Machine Learning Engineer at Apple (02/2020-present)
Research Scientist at RIT-Boston (08/2016-01/2020)
Rakuten Institute of Technology, Boston
Research Assistant at CMU (08/2014-08/2016)
Advisor: Prof. Eduard Hovy
Jointly trained two parallel deep neural networks, with 19-layer VGG image feature and word2vec sentence embeddings as inputs, respectively. The objective is to maximize the cosine similarity of the two output representations if the image/sentence pair are relevant with Mean Square Loss. It reached state-of-the-art image to sentence retrieval results on Flickr30k dataset (R@5 = 0.64, R@10 = 0.77).
Led a team in 2105 and 2016 TAC KBP Trilingual Entity Discovery and Linking Track. Aimed to extract named entity mentions from a source collection of textual documents in multiple languages (English, Chinese and Spanish) and link them to an existing Knowledge Base (Freebase). Proposed a graph-based model that jointly tackles entity recognition and entity linking tasks together.
Constructed PropStore, a multilingual (English, Chinese and Spanish) propositional Knowledge Base of dependency relations between words from Wikipedia dump. Proposed a novel Word Sense Disambiguation algorithm that combines POS-sensitive word2vec representations and distributional information derived from PropStore and OntoNotes sense inventory.
Research Staff at JHU HLTCOE (SCALE) (06/2015-08/2015)
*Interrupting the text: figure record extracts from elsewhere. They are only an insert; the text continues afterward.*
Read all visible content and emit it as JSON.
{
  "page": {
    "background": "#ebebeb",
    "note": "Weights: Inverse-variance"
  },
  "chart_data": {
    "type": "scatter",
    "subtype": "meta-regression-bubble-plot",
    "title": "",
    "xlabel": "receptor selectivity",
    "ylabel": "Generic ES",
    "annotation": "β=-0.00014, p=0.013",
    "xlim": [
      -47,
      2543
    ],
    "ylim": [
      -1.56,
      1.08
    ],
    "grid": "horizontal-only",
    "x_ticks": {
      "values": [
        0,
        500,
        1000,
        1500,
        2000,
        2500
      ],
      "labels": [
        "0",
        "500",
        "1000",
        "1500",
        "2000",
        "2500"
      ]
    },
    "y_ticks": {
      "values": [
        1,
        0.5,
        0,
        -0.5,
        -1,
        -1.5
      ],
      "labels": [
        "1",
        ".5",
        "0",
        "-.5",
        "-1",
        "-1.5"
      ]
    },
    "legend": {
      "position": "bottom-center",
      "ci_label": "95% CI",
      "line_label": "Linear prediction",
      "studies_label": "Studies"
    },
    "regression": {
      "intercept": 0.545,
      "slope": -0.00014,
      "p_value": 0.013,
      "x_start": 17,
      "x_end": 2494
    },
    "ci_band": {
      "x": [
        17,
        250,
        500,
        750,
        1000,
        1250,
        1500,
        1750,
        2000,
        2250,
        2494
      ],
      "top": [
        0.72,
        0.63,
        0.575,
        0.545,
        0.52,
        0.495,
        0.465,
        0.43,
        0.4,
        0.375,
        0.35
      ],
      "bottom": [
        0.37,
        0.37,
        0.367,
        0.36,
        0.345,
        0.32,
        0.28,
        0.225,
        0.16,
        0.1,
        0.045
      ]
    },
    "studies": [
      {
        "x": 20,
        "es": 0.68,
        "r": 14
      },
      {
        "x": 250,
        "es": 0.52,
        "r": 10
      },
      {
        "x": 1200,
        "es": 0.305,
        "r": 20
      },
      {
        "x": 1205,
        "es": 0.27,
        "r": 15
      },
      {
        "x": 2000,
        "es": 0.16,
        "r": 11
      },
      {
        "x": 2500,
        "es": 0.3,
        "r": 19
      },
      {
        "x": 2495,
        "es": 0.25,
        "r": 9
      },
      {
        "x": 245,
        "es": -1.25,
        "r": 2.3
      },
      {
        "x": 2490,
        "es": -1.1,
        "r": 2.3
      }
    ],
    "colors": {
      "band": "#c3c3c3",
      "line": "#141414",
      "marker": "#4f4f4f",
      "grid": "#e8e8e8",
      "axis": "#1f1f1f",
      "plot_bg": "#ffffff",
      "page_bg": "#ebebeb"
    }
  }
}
Advisor: Prof. James Mayfield and Prof. Mark Dredze
Focused on different models for Chinese entity linking, including training a Chinese to English machine translation language package from scratch using Joshua and improving Slinky, an entity linking tool that implements a highly parallel message passing infrastructure using Akka and adopts SVM learning to rank approach for entity disambiguation.
NTU Speech Processing Lab (09/2001-06/2013)
Advisor: Prof. Lin-Shan Lee
Developed a C++ toolkit that implements EM algorithm for Probabilistic Latent Semantic Analysis (PLSA) and Gibbs sampling for Latent Dirichlet Allocation (LDA). Applied topic models to spectrogram analysis and extracted-based text summarization task.
Performed Minimum Phone Error (MPE) training on merged acoustic units for transcribing Chinese-English code-switched lectures with highly imbalanced language distribution. Significantly improved recognition accuracy of English from 59.9% to 68.23%.